Behind the hopeful language about rebuilding lies a dispiriting statistic: Forty percent of the homes in New Orleans, most of them lying east of the Industrial Canal, do not have electricity. Some are in neighborhoods that were damaged beyond repair by Hurricane Katrina. But in other areas, residents say, rebuilding could start immediately if basic services were turned on.
. . . . .
The company had to send away repair crews from outside New Orleans because it could no longer afford to pay them.
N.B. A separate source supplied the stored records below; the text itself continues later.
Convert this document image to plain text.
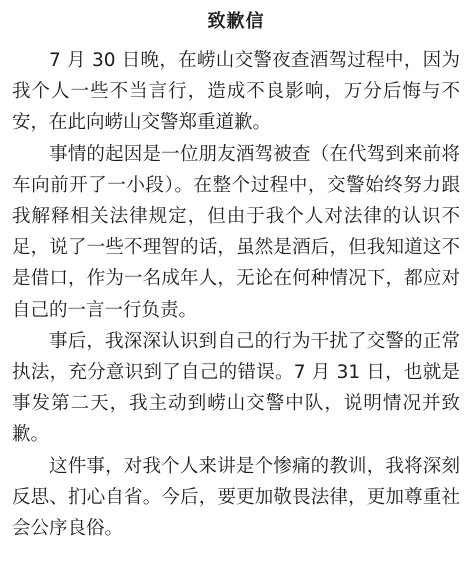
致歉信

7 月 30 日晚，在崂山交警夜查酒驾过程中，因为我个人一些不当言行，造成不良影响，万分后悔与不安，在此向崂山交警郑重道歉。

事情的起因是一位朋友酒驾被查（在代驾到来前将车向前开了一小段）。在整个过程中，交警始终努力跟我解释相关法律规定，但由于我个人对法律的认识不足，说了一些不理智的话，虽然是酒后，但我知道这不是借口，作为一名成年人，无论在何种情况下，都应对自己的一言一行负责。

事后，我深深认识到自己的行为干扰了交警的正常执法，充分意识到了自己的错误。7 月 31 日，也就是事发第二天，我主动到崂山交警中队，说明情况并致歉。

这件事，对我个人来讲是个惨痛的教训，我将深刻反思、扪心自省。今后，要更加敬畏法律，更加尊重社会公序良俗。
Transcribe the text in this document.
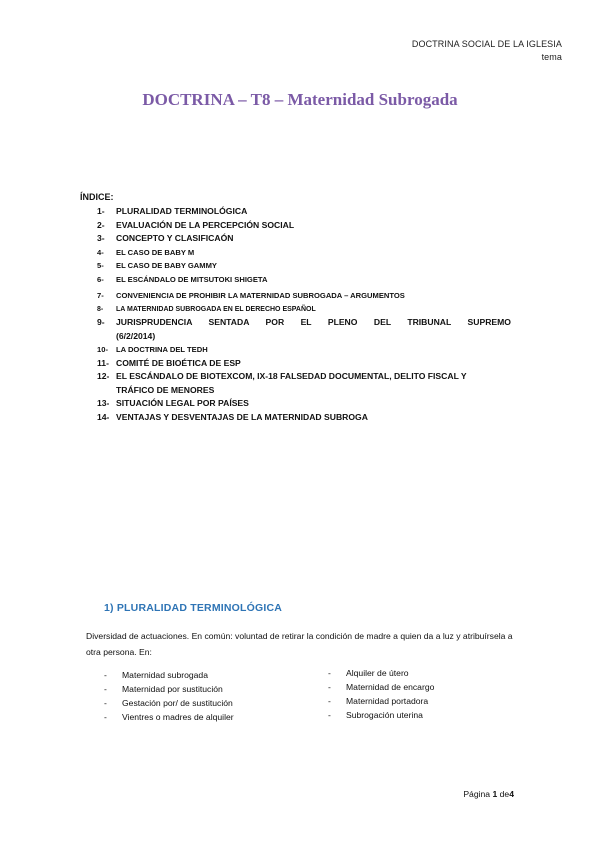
DOCTRINA SOCIAL DE LA IGLESIA
tema
DOCTRINA – T8 – Maternidad Subrogada
ÍNDICE:
1- PLURALIDAD TERMINOLÓGICA
2- EVALUACIÓN DE LA PERCEPCIÓN SOCIAL
3- CONCEPTO Y CLASIFICAÓN
4- EL CASO DE BABY M
5- EL CASO DE BABY GAMMY
6- EL ESCÁNDALO DE MITSUTOKI SHIGETA
7- CONVENIENCIA DE PROHIBIR LA MATERNIDAD SUBROGADA – ARGUMENTOS
8- LA MATERNIDAD SUBROGADA EN EL DERECHO ESPAÑOL
9- JURISPRUDENCIA SENTADA POR EL PLENO DEL TRIBUNAL SUPREMO
(6/2/2014)
10- LA DOCTRINA DEL TEDH
11- COMITÉ DE BIOÉTICA DE ESP
12- EL ESCÁNDALO DE BIOTEXCOM, IX-18 FALSEDAD DOCUMENTAL, DELITO FISCAL Y
TRÁFICO DE MENORES
13- SITUACIÓN LEGAL POR PAÍSES
14- VENTAJAS Y DESVENTAJAS DE LA MATERNIDAD SUBROGA
1) PLURALIDAD TERMINOLÓGICA
Diversidad de actuaciones. En común: voluntad de retirar la condición de madre a quien da a luz y atribuírsela a otra persona. En:
- Maternidad subrogada
- Maternidad por sustitución
- Gestación por/ de sustitución
- Vientres o madres de alquiler
- Alquiler de útero
- Maternidad de encargo
- Maternidad portadora
- Subrogación uterina
Página 1 de4
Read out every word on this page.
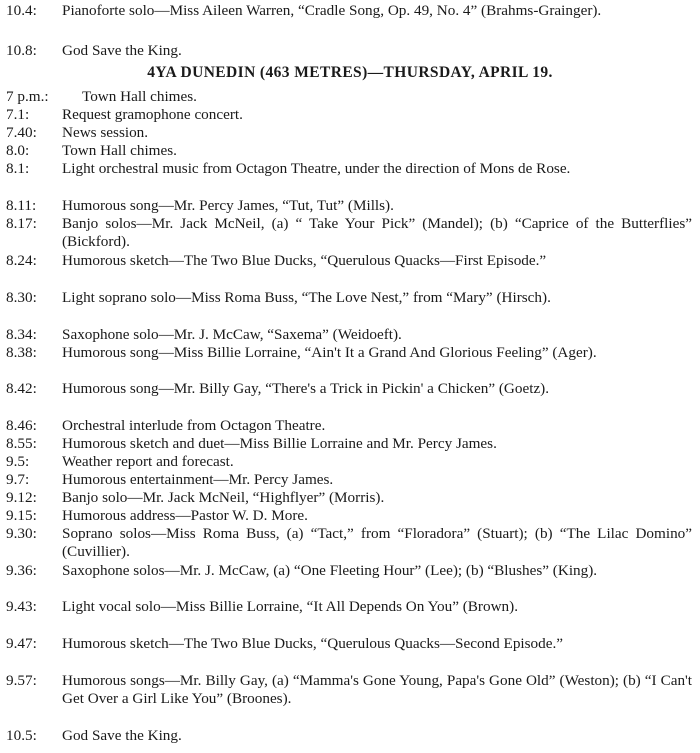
10.4: Pianoforte solo—Miss Aileen Warren, “Cradle Song, Op. 49, No. 4” (Brahms-Grainger).
10.8: God Save the King.
4YA DUNEDIN (463 METRES)—THURSDAY, APRIL 19.
7 p.m.: Town Hall chimes.
7.1: Request gramophone concert.
7.40: News session.
8.0: Town Hall chimes.
8.1: Light orchestral music from Octagon Theatre, under the direction of Mons de Rose.
8.11: Humorous song—Mr. Percy James, “Tut, Tut” (Mills).
8.17: Banjo solos—Mr. Jack McNeil, (a) “ Take Your Pick” (Mandel); (b) “Caprice of the Butterflies” (Bickford).
8.24: Humorous sketch—The Two Blue Ducks, “Querulous Quacks—First Episode.”
8.30: Light soprano solo—Miss Roma Buss, “The Love Nest,” from “Mary” (Hirsch).
8.34: Saxophone solo—Mr. J. McCaw, “Saxema” (Weidoeft).
8.38: Humorous song—Miss Billie Lorraine, “Ain't It a Grand And Glorious Feeling” (Ager).
8.42: Humorous song—Mr. Billy Gay, “There's a Trick in Pickin' a Chicken” (Goetz).
8.46: Orchestral interlude from Octagon Theatre.
8.55: Humorous sketch and duet—Miss Billie Lorraine and Mr. Percy James.
9.5: Weather report and forecast.
9.7: Humorous entertainment—Mr. Percy James.
9.12: Banjo solo—Mr. Jack McNeil, “Highflyer” (Morris).
9.15: Humorous address—Pastor W. D. More.
9.30: Soprano solos—Miss Roma Buss, (a) “Tact,” from “Floradora” (Stuart); (b) “The Lilac Domino” (Cuvillier).
9.36: Saxophone solos—Mr. J. McCaw, (a) “One Fleeting Hour” (Lee); (b) “Blushes” (King).
9.43: Light vocal solo—Miss Billie Lorraine, “It All Depends On You” (Brown).
9.47: Humorous sketch—The Two Blue Ducks, “Querulous Quacks—Second Episode.”
9.57: Humorous songs—Mr. Billy Gay, (a) “Mamma's Gone Young, Papa's Gone Old” (Weston); (b) “I Can't Get Over a Girl Like You” (Broones).
10.5: God Save the King.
It has 400 employees, of whom 100 are trained to do the repair work.
And because crews began work in some of the most heavily damaged areas of the city, it took longer to see results, said Rod West, regional manager for the company's electrical distribution operations.
Power should be available to customers in the eastern part of the city by January, West said.
The cost of restoring power to New Orleans could amount to as much as 68% of Entergy New Orleans' net assets, said Amy Stallings, a company spokeswoman. Only 24% of its customer base has returned to the city and is using electrical service.
The company would not be functioning at all without a $200-million loan from its parent company, Entergy Corp., West said.
So now Entergy wants a federal bailout. Even though its parent company has millions. Anyway, try rebuilding a house with hand tools. You need power to rebuild, and without it, N. O. is dead in the water. Theere are many, many homes in the blacked out areas that have been gutted, and are awaiting power to begin new construction. They'll have to wait.